Regia di David Lynch vedi scheda film
Ennesimo incubo lynchiano coi soliti cliché tipici del suo cinema: l’importanza delle luci, i personaggi terrificanti, il tema del doppio, lo svolgimento ambiguo. Lynch prosegue idealmente il SUO cinema preferito (non quello impostogli, ma nonostante tutto ottimo, come per UNA STORIA VERA o THE ELEPHANT MAN), sottolineando nuovamente il SUO modo d’interpretazione della settima arte: un approccio simile a quello che si ha con la musica, ossia non necessariamente un’operazione d’esegesi (operazione quasi impossibile per Mulholland drive) ma un abbandono totale senza la necessità imperante di interpretare, di capire, di collegare.
Il cinema di Lynch è un cinema unico, senza epigoni, non per volontà ma per l’impossibilità di clonare uno stile autoriale inimitabile.
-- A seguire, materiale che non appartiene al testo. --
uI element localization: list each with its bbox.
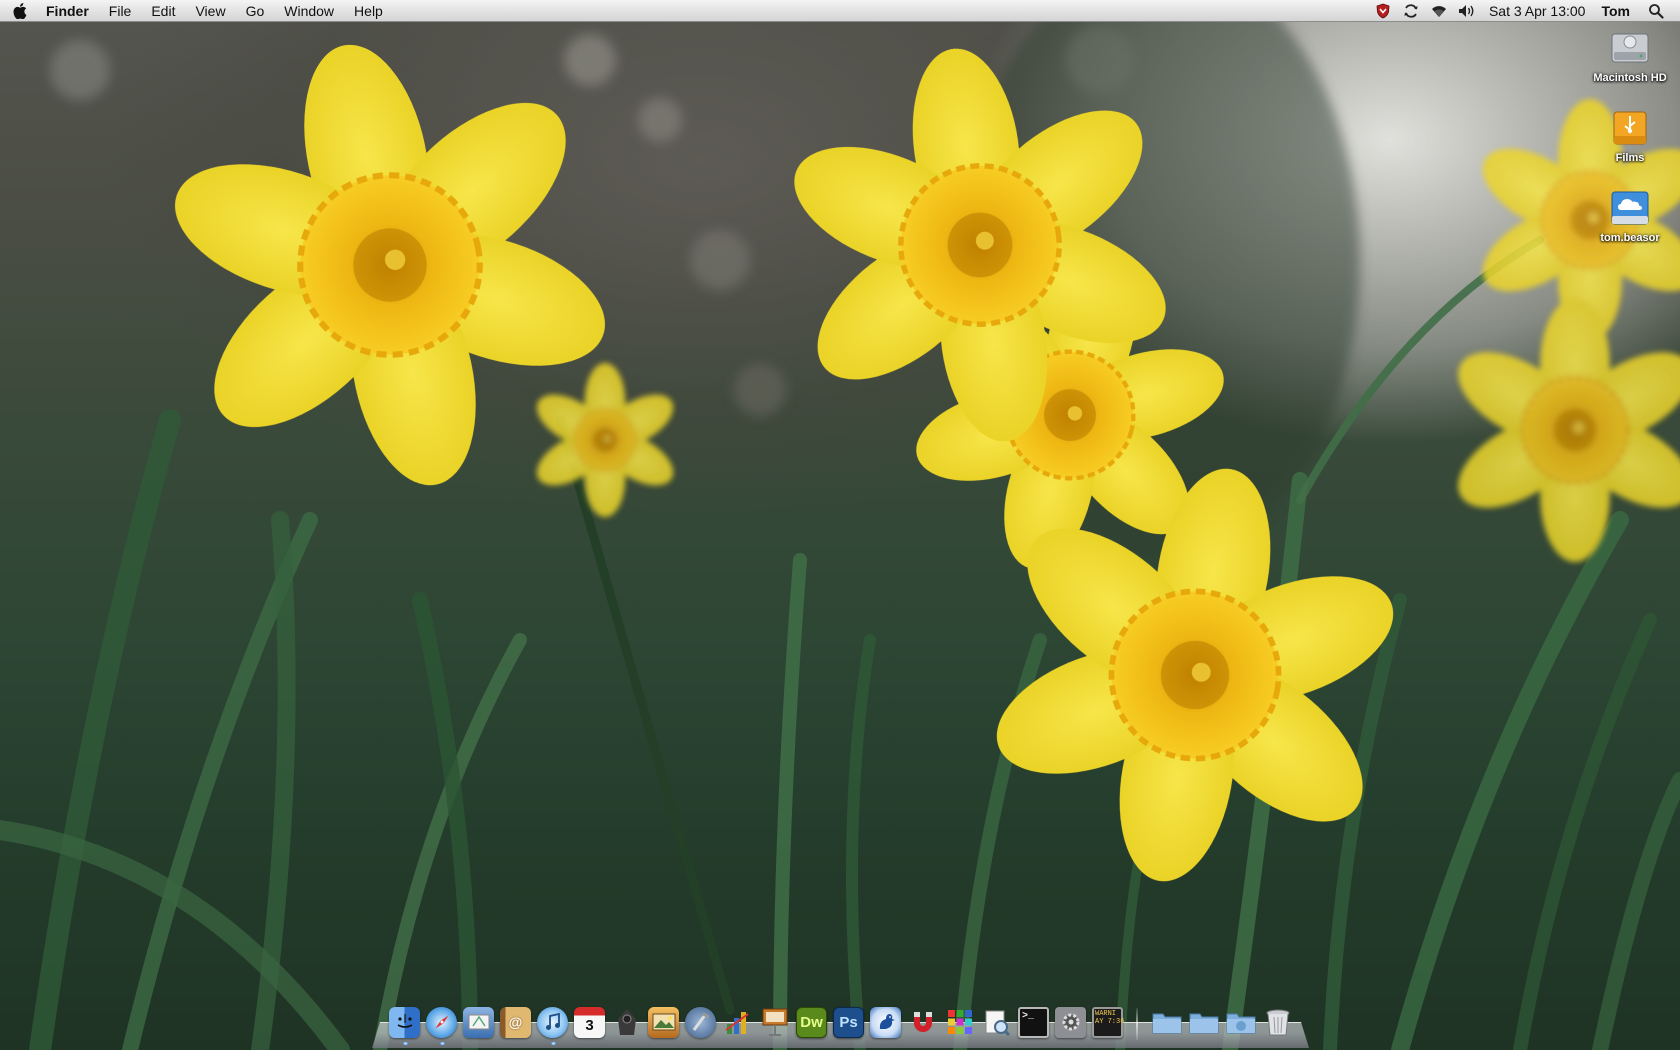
- dock-address-book[interactable]: @: [499, 1004, 532, 1040]
- dreamweaver-label: Dw: [800, 1013, 823, 1031]
- dock-stack-documents[interactable]: [1187, 1004, 1220, 1040]
- downloads-folder-icon: [1225, 1007, 1256, 1038]
- dock-keynote[interactable]: [758, 1004, 791, 1040]
- console-log-text: WARNI AY 7:36: [1095, 1009, 1125, 1026]
- dock-itunes[interactable]: [536, 1004, 569, 1045]
- dock-dreamweaver[interactable]: Dw: [795, 1004, 828, 1040]
- dock-spaces[interactable]: [943, 1004, 976, 1040]
- keynote-icon: [759, 1007, 790, 1038]
- safari-icon: [426, 1006, 457, 1038]
- folder-icon: [1151, 1007, 1182, 1038]
- cyberduck-icon: [870, 1006, 901, 1038]
- dock-system-preferences[interactable]: [1054, 1004, 1087, 1040]
- dock-iphoto[interactable]: [647, 1004, 680, 1040]
- dock-cyberduck[interactable]: [869, 1004, 902, 1040]
- preview-icon: [981, 1007, 1012, 1038]
- desktop-wallpaper: [0, 0, 1680, 1050]
- console-icon: WARNI AY 7:36: [1092, 1006, 1125, 1038]
- terminal-icon: >_: [1018, 1006, 1049, 1038]
- menu-app-name[interactable]: Finder: [40, 0, 99, 22]
- menu-file[interactable]: File: [99, 0, 142, 22]
- system-preferences-icon: [1055, 1006, 1086, 1038]
- menu-clock[interactable]: Sat 3 Apr 13:00: [1481, 3, 1596, 19]
- xcode-icon: [685, 1006, 716, 1038]
- menu-go[interactable]: Go: [236, 0, 275, 22]
- desktop-icon-label: Films: [1615, 152, 1645, 164]
- photoshop-icon: Ps: [833, 1006, 864, 1038]
- desktop-icon-films[interactable]: Films: [1575, 106, 1680, 164]
- menu-view[interactable]: View: [185, 0, 235, 22]
- dock-separator: [1136, 1008, 1138, 1040]
- running-indicator: [550, 1042, 556, 1045]
- trash-icon: [1262, 1007, 1293, 1038]
- dock-mail[interactable]: [462, 1004, 495, 1040]
- menu-help[interactable]: Help: [344, 0, 393, 22]
- dock-console[interactable]: WARNI AY 7:36: [1091, 1004, 1124, 1040]
- dock-terminal[interactable]: >_: [1017, 1004, 1050, 1040]
- idisk-icon: [1608, 186, 1652, 230]
- desktop-icon-macintosh-hd[interactable]: Macintosh HD: [1575, 26, 1680, 84]
- mail-icon: [463, 1006, 494, 1038]
- dock-safari[interactable]: [425, 1004, 458, 1045]
- finder-icon: [389, 1006, 420, 1038]
- dock-xcode[interactable]: [684, 1004, 717, 1040]
- sync-icon[interactable]: [1397, 0, 1425, 22]
- wifi-icon[interactable]: [1425, 0, 1453, 22]
- dreamweaver-icon: Dw: [796, 1006, 827, 1038]
- terminal-prompt: >_: [1022, 1010, 1035, 1022]
- hard-drive-icon: [1608, 26, 1652, 70]
- dock-stack-applications[interactable]: [1150, 1004, 1183, 1040]
- dock-ical[interactable]: 3: [573, 1004, 606, 1040]
- desktop-icon-label: Macintosh HD: [1593, 72, 1667, 84]
- dock-preview[interactable]: [980, 1004, 1013, 1040]
- running-indicator: [439, 1042, 445, 1045]
- spotlight-search-icon[interactable]: [1642, 0, 1670, 22]
- volume-icon[interactable]: [1453, 0, 1481, 22]
- running-indicator: [402, 1042, 408, 1045]
- menu-window[interactable]: Window: [274, 0, 344, 22]
- dock-finder[interactable]: [388, 1004, 421, 1045]
- dock-time-machine[interactable]: [610, 1004, 643, 1040]
- shield-icon[interactable]: [1369, 0, 1397, 22]
- ical-date: 3: [585, 1016, 594, 1034]
- address-book-icon: @: [500, 1006, 531, 1038]
- dock-numbers[interactable]: [721, 1004, 754, 1040]
- dock-stack-downloads[interactable]: [1224, 1004, 1257, 1040]
- desktop-icon-tom-beasor[interactable]: tom.beasor: [1575, 186, 1680, 244]
- dock-photoshop[interactable]: Ps: [832, 1004, 865, 1040]
- numbers-icon: [722, 1007, 753, 1038]
- magnet-icon: [907, 1007, 938, 1038]
- fast-user-switch-menu[interactable]: Tom: [1595, 3, 1642, 19]
- itunes-icon: [537, 1006, 568, 1038]
- desktop-icon-label: tom.beasor: [1600, 232, 1660, 244]
- ical-icon: 3: [574, 1006, 605, 1038]
- menu-bar: Finder File Edit View Go Window Help Sat…: [0, 0, 1680, 22]
- dock-transmission[interactable]: [906, 1004, 939, 1040]
- dock: @ 3 Dw Ps >_ WARNI AY 7:36: [388, 998, 1294, 1045]
- menu-edit[interactable]: Edit: [141, 0, 185, 22]
- apple-menu-icon[interactable]: [0, 0, 40, 22]
- photoshop-label: Ps: [839, 1013, 858, 1031]
- iphoto-icon: [648, 1006, 679, 1038]
- folder-icon: [1188, 1007, 1219, 1038]
- spaces-icon: [944, 1007, 975, 1038]
- daffodil-photo: [0, 0, 1680, 1050]
- usb-drive-icon: [1608, 106, 1652, 150]
- dock-trash[interactable]: [1261, 1004, 1294, 1040]
- time-machine-icon: [611, 1007, 642, 1038]
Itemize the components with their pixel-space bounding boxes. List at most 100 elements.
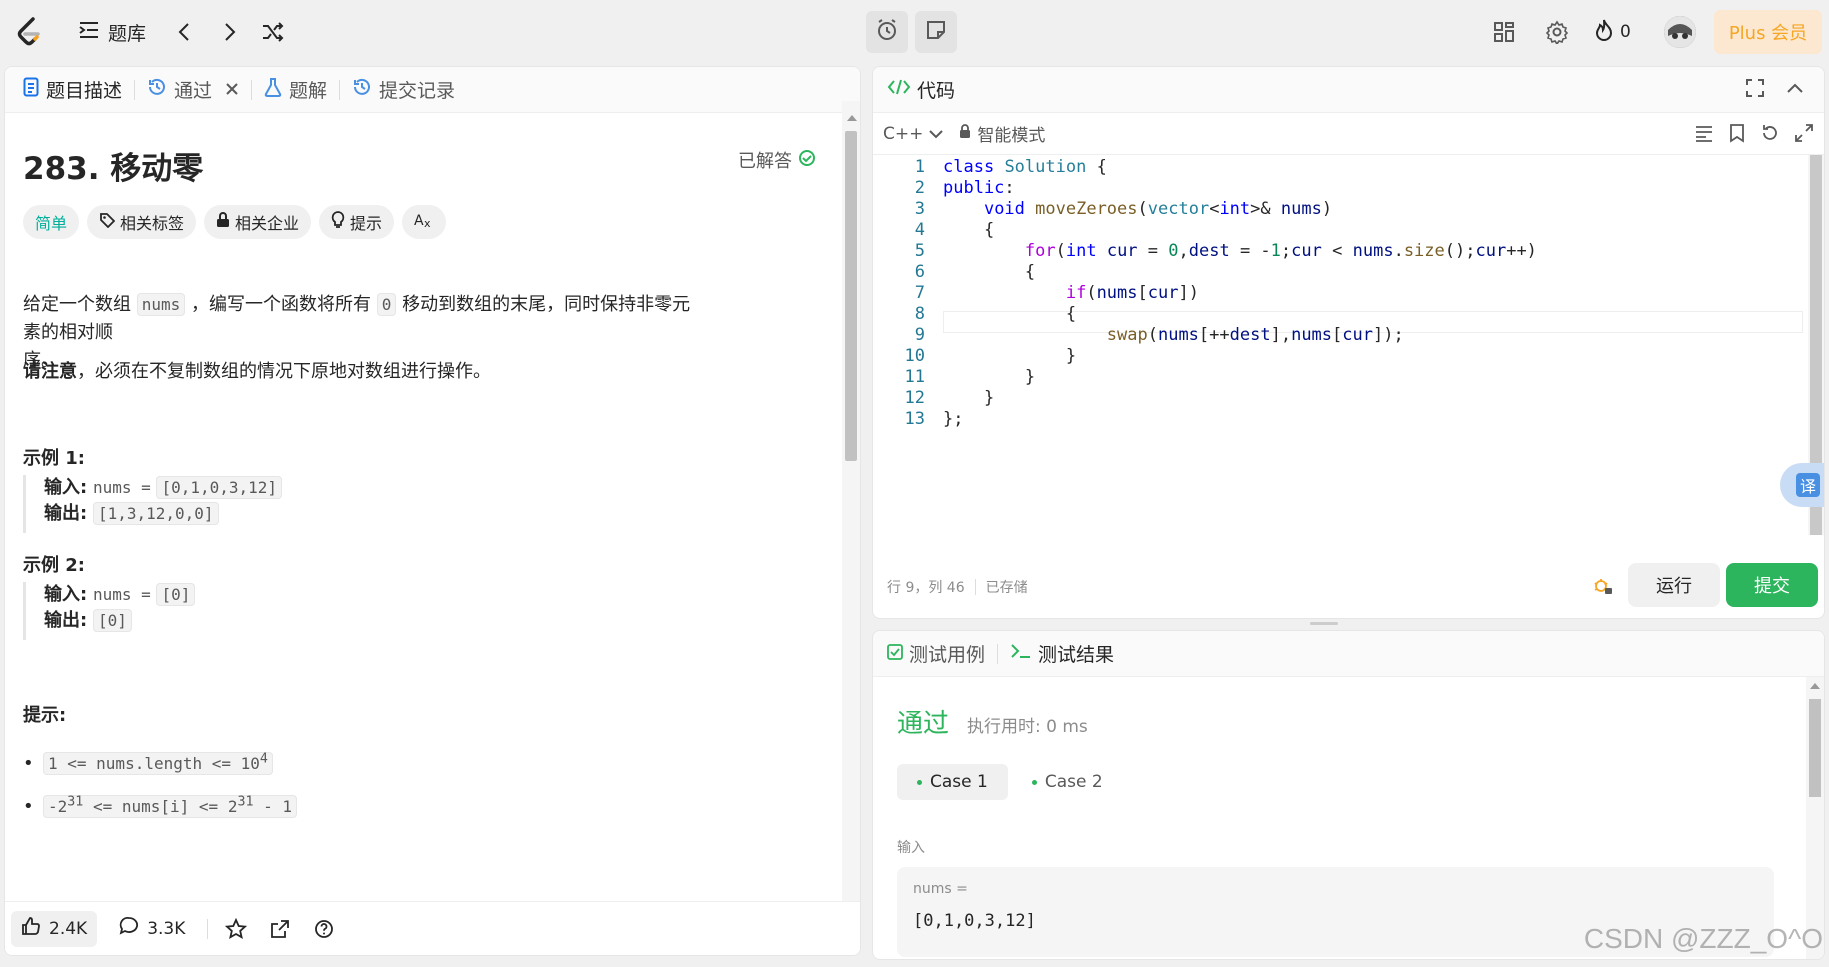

Tutto il film è un meraviglioso affresco di ambiguità e indeterminatezza, una poesia metafisica, una raffigurazione di un onirismo puro.
Sulla trama c’è da dire poco o nulla: anche qui, non per volontà quanto per necessità. Ci sono 2 ragazze, con destini alterni, che si incontrano; un regista che deve cedere alle pressioni di alcuni malavitosi e passa una giornata d’inferno; due uomini in un caffé che discutono di incubi... Poi gli stessi attori cambiano tutti il proprio ruolo, talvolta addirittura la propria identità...
Ogni interpretazione dei collegamenti tra le tre vicende è possibile, ma di certo non è univoca né tantomeno convincente al 100%. Mulholland drive è in definitiva il grande mostro postmoderno: quello che in passato è stato 2001: Odissea nello spazio. Per enigmaticità ed ambiguità.
Complessivamente il film è ben girato, ben recitato e assolutamente terrificante in alcuni passaggi. Da vedere, a meno che non si cerchi a tutti i costi una storia classica o lineare. Per utenti del genere si prega di non bussare alla porta di casa Lynch.